The Loneliness of Running

I have been meaning to write about my trip to San Francisco and Sonoma but I think my pictures actually do my trip justice and act as a bit of a picture diary.  So instead, inspired by my run this morning and my new running habit of no music, I wanted to write about what running means to me now and how I got here….

I used to hate running.  I mean just despise it.  When I was in junior high I attempted to be a semi-long distance runner on the spring track team.  My race was the 800m.  And I hated every minute of it.  But I stuck out the season, including one race that got me in the town newspaper.  After the first 400m of my race, I actually stopped, threw-up to the side, and then ran the remaining 400m.  True story.  Racing made me very anxious.  End of story.

Fast forward to 2007.  I was living in London and was training to hike Mt. Kilimanjaro.  Since I wasn’t able to get to a lot of mountains, I started running a bit to get my lungs healthier.  Two years later I would run my first half-marathon in Hastings, UK.  It was a gorgeous course but it was up and down hills and at the end I swore I was never doing something like that again.

And then I moved back to Boston and ran the Boston Half Marathon, twice. 🙂

Earlier this year I decided it was time to finally try a full marathon.  I was almost done with my MLIS, I only had one wedding to attend in June, and I knew I’d be itching for the “next thing.”  So I went ahead and signed up to run the NYC 2011 Marathon with Fred’s Team.

I’m about 5 weeks into my training.  My long run on Saturdays is up to 9 miles.  A few weeks ago, my iShuffle disappeared so I started running without music.  And that’s when running and my training started to take on a whole new meaning….

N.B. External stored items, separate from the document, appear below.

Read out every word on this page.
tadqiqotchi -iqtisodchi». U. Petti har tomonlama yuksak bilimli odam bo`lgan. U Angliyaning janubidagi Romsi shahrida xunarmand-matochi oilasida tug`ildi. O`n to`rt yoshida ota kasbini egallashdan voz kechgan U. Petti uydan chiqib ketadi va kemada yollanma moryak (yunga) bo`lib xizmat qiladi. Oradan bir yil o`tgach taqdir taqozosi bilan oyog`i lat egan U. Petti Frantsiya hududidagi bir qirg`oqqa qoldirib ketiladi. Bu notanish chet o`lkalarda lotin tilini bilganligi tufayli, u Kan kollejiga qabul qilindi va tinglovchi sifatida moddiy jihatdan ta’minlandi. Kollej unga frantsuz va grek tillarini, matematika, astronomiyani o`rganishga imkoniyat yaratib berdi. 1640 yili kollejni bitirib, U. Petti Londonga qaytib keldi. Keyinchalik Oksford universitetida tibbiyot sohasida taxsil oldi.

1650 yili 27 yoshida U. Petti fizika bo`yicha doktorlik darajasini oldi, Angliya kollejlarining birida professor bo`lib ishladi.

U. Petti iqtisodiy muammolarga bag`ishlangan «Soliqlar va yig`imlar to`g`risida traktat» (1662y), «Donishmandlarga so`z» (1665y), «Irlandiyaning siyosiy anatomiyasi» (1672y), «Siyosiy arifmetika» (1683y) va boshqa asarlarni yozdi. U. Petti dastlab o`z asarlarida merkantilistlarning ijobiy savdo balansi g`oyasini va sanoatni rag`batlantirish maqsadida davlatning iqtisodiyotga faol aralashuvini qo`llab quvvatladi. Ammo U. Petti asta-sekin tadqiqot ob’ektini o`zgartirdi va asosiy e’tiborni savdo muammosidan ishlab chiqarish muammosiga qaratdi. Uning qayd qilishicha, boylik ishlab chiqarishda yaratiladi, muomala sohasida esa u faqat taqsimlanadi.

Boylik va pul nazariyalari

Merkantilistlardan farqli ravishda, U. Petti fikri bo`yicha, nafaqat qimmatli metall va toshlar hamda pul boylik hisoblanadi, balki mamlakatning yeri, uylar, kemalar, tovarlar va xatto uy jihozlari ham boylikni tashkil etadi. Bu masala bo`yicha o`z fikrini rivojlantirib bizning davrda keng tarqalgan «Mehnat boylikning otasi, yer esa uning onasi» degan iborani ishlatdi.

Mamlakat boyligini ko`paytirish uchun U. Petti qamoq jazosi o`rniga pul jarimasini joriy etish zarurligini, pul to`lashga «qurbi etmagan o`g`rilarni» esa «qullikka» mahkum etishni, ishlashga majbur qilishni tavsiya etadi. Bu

Running at 6am alone with the city and your thoughts can be scary.  But it can also be very freeing.  The other morning I woke up in near tears due to a lot of different things going on with me.  But it was time for a run.  Throughout the next 40 minutes or so, I managed to work a lot out in my mind.  By the end of the run I had come up with about 5 action items to help me sort out some things.  And I had seen the sun come up over the Citgo sign [incredible picture courtesy of md91180 on flickr].  Pretty fantastic way to start the day.

Running, as I experienced this past week, can be lonely and filled with time with your thoughts, which again, can be rather frightening.  But I’ve also experienced, as I raise money for Fred’s Team, this incredible feeling that I’m not entirely alone.  My friends, both virtually and in real life, along with my family, have been so supportive, both financially and emotionally already, with the marathon still 4 months out.   I am so anxious and excited to see what the next months of training bring.

I am sure that I will be afraid, exhausted, thrilled, happy, spent, overcome, and more.  I am sure that I will go between enjoying the loneliness of running to wishing I could have someone push me along.  I am sure I will wonder if I should incorporate music back into my runs or if I get more out of the experience by listening to the beat of my shoes on the pavement and the thoughts in my head.

I am sure it will all be an experience I won’t be likely to forget.  And I thank you all for joining me on the journey.


6 responses to “The Loneliness of Running

  1. I hate running, I still do, but I think it’s a great way to clear your head. I’m about to attempt a very long bike ride, to see if I can get the same head clearing effect.

  2. Whether or not I take music with me depends on my mood or if I have a problem to work out. If I am trail running, I never use music. I feel like it ruins the experience somehow.

    Nothing beats a good morning run. It sets the day up perfectly. I have never run a marathon; races aren’t my thing (see my blog post: Thoughts on Running…). However, I know the training and the determination involved. I wish you more than luck. I can recommend some good movies/books if you ever need some running inspiration.

    • Thank you for sharing your post Ben….you said so much of what I was trying to say here but was having a hard time expressing. As I said, races used to make me so anxious. And I don’t do a ton of them. But for me, they have become about a goal for myself, and now have very little to do with the others racing around me. However, I do know that the reason I chose the NYC marathon over the hundreds of others is because I am looking forward to the crowds and the support that brings. But it’s funny, how until that day, I look forward to my solo runs.

  3. Yay! Writing about running!

    I’ve stopped running with music about 90% of the time, as I wanted to pay more attention to my form. I found music was a distraction, although I generally like it when I have a tempo workout to do. The BPM help me run fast.

    Your comments about having so much on your mind and using the run to work out it is right on. It’s as if we are free of the normal confines and our mind can wander and be creative. I’ve also always loved early morning runs before people woke up, when the paths were filled with sleepyheaded runners. It feels like such a sense of accomplishment.

    Run soon!

  4. Great post. I used to run with no music, now run with music and may go back. You’ve given me food for thought.